İnce’nin sürekli olarak, Cumhurbaşkanlığı seçimlerinde kendisinin CHP’den (bunu Kılıçdaroğlu’ndan şeklinde  okumak daha doğru olabilir)  8 puan daha fazla oy aldığını vurgulamasında da bu ayrıntıyı görebiliriz.   İnce’nin tek sıkıntısı,  Kılıçdaroğlu’ndan daha fazla oy almasına rağmen, bal kutusunu avuçlama ve parmağını emme sırasının kendisine gelmemesidir. Daha 2018’deki Cumhurbaşkanlığı seçimlerinin hemen ardından Kılıçdaoğlu’na parti genel başkanlığını kendisine bırakma, Onursal Genel Başkan olma teklifi götürmesi de akıllardadır.

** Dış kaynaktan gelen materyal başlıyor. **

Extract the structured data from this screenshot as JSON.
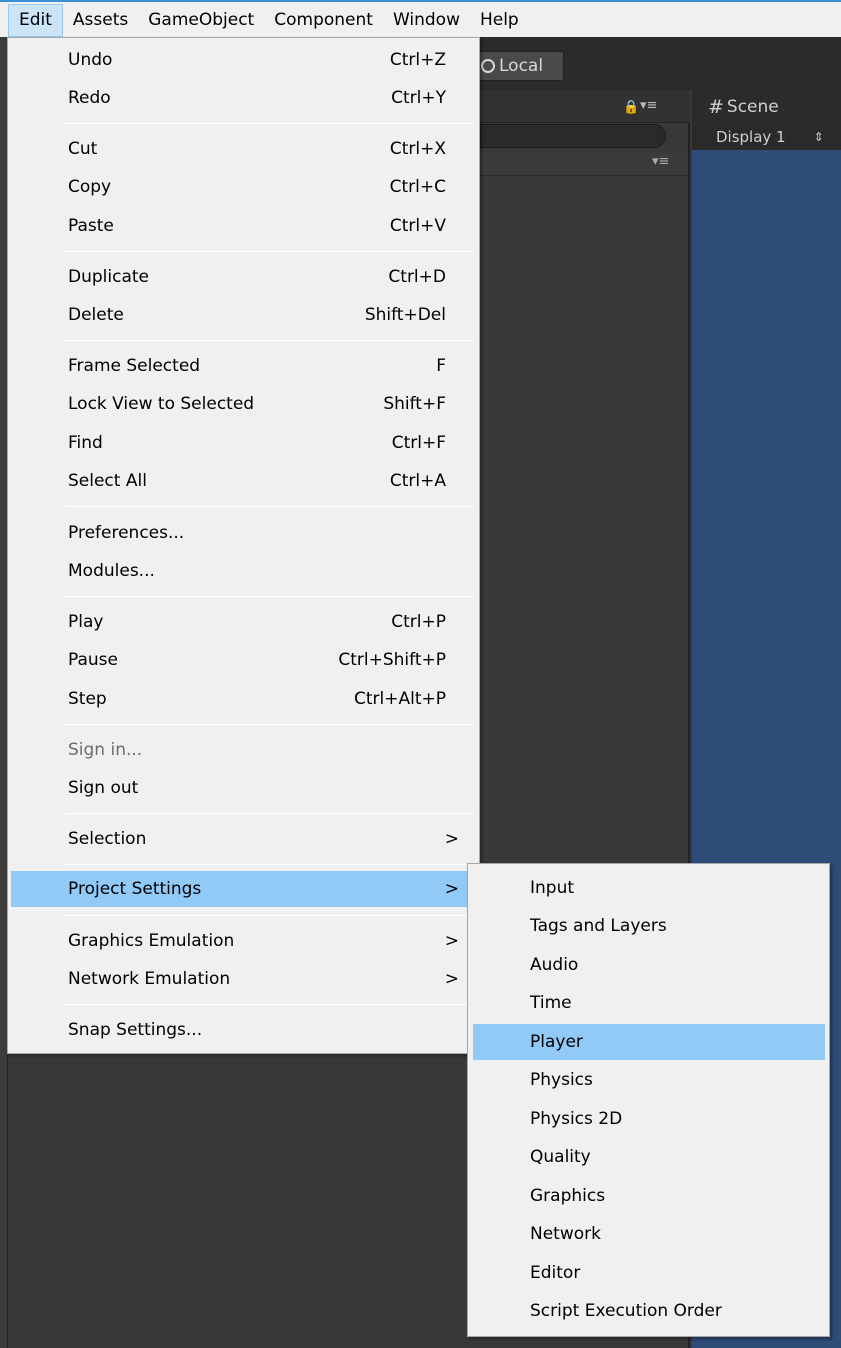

“Kılıçdaroğlu’ndan bana bir teklif gelmedi ama benden Sayın Kılıçdaroğlu’na bir teklif gitti. Gizlim saklım yok benim. Sayın Genel Başkana büyük bir devlet adamlığı yaptığını, İYİ Parti’ye 15 milletvekili göndermeden başlayan ve kurultayda kendisine rakip olmuş birini Cumhurbaşkanı adayı yaparak müthiş iki hamle ile milletin gönlünde taht kurduğunu, bu devlet adamlığının devam etmesi gerektiğini, kendisiyle bir yarışın içinde olmak istemediğimi, bir rekabet içinde olmak istemediğimi, ama milletin de Cumhurbaşkanlığı seçimi sırasında duyduğu, yaşadığı bir umut var, bunu kaybetmememiz gerektiğini ve kendisi isterse olağanüstü kurultayı kendisi toplayarak benim genel başkan olabileceğimi, kendisinin onursal genel başkan olacağını ve abi-kardeş ilişkisi içerisinde kendisi grup başkanı olarak parlamentodaki çalışmaları ve onursal genel başkan olarak bu çalışmaları yürüteceğini benim de genel başkan olarak Edirne’den Ardahan’a çalışacağım, partiyi seçimlere hazırlayacağım bir teklifte bulundum.” (BİA Haber, 03.07.2018)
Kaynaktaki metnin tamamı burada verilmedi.